Posted on March 5, 2015 in Addictions Anger Frustration Mania Netiots

square843Difficult to end when I am feeling stable but energized and impossible when I am manic, InterNet disputes are a drug of choice for me. I just ended an exchange that went on for over an hour with someone on Facebook. She would not stop and neither would I. It seemed to me that no matter what I said to refute her, she kept repeating the same thing over and over. My ire was up: I had a defense to make and, equally important, someone to skewer. Then in the middle of it, I realized that I had become a Facebook Mr. Hyde, shared one last anecdote, and announced the end of my participation. Others have responded to the thread since then and I have not read what they said.

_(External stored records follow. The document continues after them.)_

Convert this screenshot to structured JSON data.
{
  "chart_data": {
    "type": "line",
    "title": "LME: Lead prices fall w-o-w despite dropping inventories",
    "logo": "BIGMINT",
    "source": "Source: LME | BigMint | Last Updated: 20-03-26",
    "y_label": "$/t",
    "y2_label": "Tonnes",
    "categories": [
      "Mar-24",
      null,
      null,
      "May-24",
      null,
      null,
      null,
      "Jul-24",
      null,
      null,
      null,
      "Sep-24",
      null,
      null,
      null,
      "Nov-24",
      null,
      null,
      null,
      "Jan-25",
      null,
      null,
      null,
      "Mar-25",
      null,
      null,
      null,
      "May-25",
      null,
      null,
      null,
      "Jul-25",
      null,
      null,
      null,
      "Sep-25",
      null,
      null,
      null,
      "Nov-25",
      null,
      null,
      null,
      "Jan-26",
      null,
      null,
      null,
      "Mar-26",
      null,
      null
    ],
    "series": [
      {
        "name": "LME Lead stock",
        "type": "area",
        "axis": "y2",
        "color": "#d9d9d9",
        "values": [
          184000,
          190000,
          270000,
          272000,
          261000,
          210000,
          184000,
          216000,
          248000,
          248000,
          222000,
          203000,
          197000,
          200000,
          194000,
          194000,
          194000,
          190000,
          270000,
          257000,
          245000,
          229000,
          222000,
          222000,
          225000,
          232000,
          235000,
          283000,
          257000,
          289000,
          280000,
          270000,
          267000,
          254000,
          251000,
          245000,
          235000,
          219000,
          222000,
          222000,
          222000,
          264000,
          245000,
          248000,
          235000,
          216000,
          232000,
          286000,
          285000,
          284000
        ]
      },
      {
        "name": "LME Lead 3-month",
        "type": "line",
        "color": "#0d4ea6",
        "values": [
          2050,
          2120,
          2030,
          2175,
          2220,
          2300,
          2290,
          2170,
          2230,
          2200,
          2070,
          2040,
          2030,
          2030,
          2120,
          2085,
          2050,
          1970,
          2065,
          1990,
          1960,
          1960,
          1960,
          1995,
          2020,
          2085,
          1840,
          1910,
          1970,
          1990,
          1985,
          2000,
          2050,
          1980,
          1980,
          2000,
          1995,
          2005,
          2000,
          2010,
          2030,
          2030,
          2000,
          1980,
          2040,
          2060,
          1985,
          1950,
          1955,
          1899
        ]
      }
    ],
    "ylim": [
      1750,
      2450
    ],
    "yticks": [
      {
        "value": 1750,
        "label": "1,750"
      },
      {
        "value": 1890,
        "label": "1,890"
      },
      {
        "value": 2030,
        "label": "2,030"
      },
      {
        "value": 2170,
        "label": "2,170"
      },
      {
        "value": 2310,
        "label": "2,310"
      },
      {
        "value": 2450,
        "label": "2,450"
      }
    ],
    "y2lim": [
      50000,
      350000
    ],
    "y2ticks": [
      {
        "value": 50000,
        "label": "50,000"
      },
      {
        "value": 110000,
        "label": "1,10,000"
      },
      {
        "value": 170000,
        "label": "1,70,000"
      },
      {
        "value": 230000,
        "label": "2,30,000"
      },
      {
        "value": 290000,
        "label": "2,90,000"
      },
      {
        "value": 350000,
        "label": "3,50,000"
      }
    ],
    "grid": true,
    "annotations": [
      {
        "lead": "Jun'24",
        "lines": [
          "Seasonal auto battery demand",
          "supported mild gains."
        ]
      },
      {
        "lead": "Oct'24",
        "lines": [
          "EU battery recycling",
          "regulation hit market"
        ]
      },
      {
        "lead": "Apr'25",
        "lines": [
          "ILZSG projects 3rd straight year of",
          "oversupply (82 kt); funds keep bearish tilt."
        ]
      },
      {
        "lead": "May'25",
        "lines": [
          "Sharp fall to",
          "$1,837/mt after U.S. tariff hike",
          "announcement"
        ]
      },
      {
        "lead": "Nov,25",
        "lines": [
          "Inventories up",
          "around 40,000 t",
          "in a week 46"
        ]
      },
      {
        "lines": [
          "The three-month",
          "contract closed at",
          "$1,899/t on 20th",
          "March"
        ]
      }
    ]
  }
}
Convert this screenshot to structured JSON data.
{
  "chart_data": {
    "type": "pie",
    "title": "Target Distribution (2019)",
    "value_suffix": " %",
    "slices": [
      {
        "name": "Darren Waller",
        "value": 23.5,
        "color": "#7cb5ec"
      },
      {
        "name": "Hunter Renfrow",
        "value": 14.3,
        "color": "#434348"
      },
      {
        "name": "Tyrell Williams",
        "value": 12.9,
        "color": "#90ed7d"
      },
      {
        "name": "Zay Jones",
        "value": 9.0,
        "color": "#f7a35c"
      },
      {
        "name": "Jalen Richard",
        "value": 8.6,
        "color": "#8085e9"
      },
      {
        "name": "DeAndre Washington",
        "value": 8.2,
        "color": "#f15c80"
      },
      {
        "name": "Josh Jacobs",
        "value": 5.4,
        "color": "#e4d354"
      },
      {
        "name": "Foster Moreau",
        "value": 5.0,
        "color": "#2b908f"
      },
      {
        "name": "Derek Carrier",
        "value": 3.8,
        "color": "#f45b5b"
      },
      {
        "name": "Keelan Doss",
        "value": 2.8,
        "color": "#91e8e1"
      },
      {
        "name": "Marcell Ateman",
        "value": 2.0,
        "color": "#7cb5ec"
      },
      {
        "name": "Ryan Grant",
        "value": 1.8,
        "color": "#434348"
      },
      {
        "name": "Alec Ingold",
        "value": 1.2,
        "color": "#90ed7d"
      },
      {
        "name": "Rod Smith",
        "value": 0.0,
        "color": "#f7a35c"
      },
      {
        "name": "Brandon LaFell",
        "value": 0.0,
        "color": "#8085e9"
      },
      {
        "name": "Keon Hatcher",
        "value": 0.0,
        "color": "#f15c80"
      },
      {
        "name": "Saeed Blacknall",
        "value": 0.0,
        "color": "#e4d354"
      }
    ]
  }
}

Whether they indict me or stand up for me, I shall not involve myself anymore.

Someone is wrong on internet

Long ago — on the abUSENET, I learned that it was a waste of time arguing against the trolls and cranks of the Net. If I spent a long time preparing an intelligent rebuttal to something they said, they’d dismiss it with a brute-force remark or lame witticism. Some even went so far as to create robots that would repeat the same argument every time certain key words appeared anywhere in the newsgroups. You could easily exhaust yourself fighting these. I gave it up for the Web because I realized that the newsgroups were a waste of time.